Great post, thanks for this. What I can't understand as a psychologist is that the economic models seem to ignore the psychological consequences. As you point out, firing, especially if it is perceived as arbitrary (leaving aside for a moment whether it actually is arbitrary), has an impact on everyone. It changes pedagogy, and narrows curriculum. If people know that the bottom 5-10% will be fired every few years, it will destroy any chemistry that a school needs to thrive.

I also find it obfuscatory for Hanushek to claim this:

What the article says is that the bottom teachers are harming kids and that we need to find a way to do something about that. The best would be to transform these teachers — through coaching, professional development, or what have you — into better teachers. Unfortunately, we have been unable to find a way to do that systematically and consistently.

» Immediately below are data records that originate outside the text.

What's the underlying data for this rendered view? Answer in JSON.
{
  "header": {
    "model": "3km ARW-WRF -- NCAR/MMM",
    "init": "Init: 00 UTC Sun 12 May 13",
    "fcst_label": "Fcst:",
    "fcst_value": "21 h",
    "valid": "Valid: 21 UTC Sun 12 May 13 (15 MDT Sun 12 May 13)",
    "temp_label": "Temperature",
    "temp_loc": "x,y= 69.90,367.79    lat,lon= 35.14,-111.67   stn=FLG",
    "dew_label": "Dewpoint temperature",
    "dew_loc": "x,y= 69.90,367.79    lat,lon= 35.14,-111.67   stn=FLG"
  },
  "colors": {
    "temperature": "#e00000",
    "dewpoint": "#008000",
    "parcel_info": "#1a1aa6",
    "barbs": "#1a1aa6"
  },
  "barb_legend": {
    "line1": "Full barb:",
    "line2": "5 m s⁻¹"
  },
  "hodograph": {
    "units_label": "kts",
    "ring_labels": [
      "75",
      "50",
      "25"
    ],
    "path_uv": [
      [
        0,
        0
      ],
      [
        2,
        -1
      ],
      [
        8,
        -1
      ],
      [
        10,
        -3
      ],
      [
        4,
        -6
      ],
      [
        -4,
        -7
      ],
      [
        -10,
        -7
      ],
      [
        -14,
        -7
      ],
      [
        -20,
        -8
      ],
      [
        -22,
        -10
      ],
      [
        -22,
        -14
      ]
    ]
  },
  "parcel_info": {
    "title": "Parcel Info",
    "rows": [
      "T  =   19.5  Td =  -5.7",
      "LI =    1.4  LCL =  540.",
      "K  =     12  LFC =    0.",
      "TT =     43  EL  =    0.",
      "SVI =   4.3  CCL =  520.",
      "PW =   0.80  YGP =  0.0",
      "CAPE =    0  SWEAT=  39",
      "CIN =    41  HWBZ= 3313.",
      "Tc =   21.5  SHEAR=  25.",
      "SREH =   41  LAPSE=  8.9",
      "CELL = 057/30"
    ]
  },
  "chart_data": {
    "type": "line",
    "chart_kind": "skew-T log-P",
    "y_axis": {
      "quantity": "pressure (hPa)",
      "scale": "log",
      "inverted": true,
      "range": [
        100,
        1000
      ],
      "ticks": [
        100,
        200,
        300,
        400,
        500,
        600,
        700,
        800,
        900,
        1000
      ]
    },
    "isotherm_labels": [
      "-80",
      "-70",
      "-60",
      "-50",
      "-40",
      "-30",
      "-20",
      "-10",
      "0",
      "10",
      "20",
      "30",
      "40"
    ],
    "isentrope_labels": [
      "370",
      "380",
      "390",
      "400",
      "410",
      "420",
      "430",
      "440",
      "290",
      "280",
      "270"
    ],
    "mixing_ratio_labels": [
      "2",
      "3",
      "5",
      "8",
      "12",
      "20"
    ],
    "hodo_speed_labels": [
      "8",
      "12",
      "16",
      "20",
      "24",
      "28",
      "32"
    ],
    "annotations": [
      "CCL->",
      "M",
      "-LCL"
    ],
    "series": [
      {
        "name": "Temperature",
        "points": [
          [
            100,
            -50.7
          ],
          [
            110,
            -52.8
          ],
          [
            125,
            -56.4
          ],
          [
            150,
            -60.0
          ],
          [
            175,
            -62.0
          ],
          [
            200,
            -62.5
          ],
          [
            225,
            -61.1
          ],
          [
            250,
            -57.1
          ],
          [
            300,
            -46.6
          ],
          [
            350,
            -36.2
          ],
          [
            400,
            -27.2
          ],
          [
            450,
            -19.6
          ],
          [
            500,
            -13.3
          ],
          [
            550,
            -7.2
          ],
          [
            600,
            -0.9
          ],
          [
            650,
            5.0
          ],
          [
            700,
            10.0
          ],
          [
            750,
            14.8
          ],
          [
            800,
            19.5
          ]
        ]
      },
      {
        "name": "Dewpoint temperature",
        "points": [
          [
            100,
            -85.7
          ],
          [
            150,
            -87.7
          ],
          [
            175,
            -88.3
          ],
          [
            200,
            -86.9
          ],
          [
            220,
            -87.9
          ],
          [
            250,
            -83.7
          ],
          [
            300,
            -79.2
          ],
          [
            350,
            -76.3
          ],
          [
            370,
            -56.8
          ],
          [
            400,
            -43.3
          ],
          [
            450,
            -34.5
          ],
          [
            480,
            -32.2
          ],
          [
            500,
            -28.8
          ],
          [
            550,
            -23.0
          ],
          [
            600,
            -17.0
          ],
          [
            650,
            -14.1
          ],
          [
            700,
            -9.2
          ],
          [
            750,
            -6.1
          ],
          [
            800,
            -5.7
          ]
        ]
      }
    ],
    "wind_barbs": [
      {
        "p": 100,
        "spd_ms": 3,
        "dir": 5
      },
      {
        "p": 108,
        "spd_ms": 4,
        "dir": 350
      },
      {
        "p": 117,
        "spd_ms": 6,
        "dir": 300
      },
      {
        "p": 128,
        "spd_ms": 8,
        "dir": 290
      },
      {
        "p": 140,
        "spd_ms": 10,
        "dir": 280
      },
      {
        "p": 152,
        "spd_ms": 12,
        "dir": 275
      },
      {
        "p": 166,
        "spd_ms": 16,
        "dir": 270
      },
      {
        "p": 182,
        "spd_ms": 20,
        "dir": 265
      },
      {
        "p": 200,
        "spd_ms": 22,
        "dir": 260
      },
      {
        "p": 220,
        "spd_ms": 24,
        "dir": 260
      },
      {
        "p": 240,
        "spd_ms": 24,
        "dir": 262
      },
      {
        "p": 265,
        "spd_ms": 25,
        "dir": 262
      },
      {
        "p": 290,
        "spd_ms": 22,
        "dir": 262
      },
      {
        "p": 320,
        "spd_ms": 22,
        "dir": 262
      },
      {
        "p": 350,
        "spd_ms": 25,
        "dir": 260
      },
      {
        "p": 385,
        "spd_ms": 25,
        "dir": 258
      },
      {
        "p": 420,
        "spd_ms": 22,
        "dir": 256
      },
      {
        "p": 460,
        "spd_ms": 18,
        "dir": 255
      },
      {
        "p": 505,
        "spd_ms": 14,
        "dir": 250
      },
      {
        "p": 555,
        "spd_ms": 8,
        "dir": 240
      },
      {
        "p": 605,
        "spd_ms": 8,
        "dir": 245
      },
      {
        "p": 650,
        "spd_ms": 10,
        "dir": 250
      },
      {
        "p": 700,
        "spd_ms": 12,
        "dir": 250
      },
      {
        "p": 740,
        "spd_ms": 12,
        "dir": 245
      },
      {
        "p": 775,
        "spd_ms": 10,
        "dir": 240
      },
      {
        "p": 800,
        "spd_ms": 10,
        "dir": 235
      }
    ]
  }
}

This takes a tenuous, uncertain relationship (that teachers are the most important in school factor for predicting growth in student test scores) and assumes that the best way would be somehow to "transform" the teachers themselves. As Dan Willingham points out, this is not an immutable truth of the world, but a fact of our system. If we had a standard curriculum, or more support, or smaller class sizes in general, this might not be the case. "Coaching, professional development, what have you" assumes that his model (of the relative importance of teaching) is set in stone.
Further, as he has in other areas, puts forth the fiction that "resources don't matter." We've tried professional development, we've tried coaching, we've tried spending more per pupil, and nothing is working, we should scrap these approaches. Sure, you could point out that we spend more per pupil, but this requires that you ignore the details of how we have done this. DC for example, mismanaged how they administered the Special Ed programs, vastly inflating their per pupil costs. Does this mean that since costs per pupil went up, and test scores didn't, resources don't matter?